Abstract

Cluster analysis is a widely employed branch in many domains of scientific research. To meet its growing applications in biomedical studies, this tutorial aims to provide a conceptual overview of the most important and representative clustering algorithms, pointing out their respective application prerequisites, technical issues, strengths and restrictions, as well as software implementations. These seven clustering methods are covered in each section: hierarchical clustering, k-means and related methods, mixture models, non-negative matrix factorization, spectral clustering, density-based clustering, and self-organizing maps. Hierarchical clustering and k-means are classic methods that are still in wide use and often with good performance. Some extensions of k-means have been discussed for remediation of certain practical limitations. Mixture models have a strong statistical foundation and can be estimated computationally. Non-negative matrix factorization views data as linear summations of meaningful parts, which has a natural clustering interpretation.

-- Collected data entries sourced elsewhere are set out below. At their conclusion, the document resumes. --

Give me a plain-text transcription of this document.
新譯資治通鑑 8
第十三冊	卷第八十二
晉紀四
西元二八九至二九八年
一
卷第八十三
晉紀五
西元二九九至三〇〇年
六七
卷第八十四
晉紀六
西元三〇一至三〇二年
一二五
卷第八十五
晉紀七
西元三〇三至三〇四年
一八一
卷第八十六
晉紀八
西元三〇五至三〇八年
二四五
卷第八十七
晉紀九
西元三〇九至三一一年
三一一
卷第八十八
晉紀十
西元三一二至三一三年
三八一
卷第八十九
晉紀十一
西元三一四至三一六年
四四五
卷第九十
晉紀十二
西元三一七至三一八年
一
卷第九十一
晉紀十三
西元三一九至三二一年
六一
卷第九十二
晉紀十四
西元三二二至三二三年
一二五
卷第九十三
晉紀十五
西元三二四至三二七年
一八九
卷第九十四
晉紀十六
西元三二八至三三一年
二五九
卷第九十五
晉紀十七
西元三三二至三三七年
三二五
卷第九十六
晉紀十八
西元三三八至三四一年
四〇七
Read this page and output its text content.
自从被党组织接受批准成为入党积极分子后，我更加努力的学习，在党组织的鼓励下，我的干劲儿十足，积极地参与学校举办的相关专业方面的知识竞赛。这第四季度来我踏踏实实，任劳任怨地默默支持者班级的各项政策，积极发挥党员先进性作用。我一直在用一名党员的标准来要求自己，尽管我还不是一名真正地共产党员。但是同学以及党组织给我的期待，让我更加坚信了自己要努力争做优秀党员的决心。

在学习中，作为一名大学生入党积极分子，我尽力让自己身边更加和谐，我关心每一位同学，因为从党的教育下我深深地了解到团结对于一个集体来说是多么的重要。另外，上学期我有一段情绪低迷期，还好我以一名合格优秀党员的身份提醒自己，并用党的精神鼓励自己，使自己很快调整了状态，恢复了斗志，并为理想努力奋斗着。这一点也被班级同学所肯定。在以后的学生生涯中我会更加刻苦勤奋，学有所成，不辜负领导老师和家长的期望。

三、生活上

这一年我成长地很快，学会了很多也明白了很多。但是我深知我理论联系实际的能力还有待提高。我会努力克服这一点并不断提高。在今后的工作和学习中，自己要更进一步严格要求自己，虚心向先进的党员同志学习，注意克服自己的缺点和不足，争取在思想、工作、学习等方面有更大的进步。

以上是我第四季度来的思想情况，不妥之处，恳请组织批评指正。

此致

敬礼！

Spectral clustering is closely related to graph cut problems and can be approximately solved mathematically. Density-based clustering emphasizes the distinct density distributions of clusters. Self-organizing map uses a neural-network to approximate the underlying data manifold with unique visualization capabilities. Each algorithm has certain parameter(s) that need to be tuned for better clustering, which will be discussed in each section. A comprehensive resource list of software packages in popular programming languages such as R, Python and Matlab has been compiled.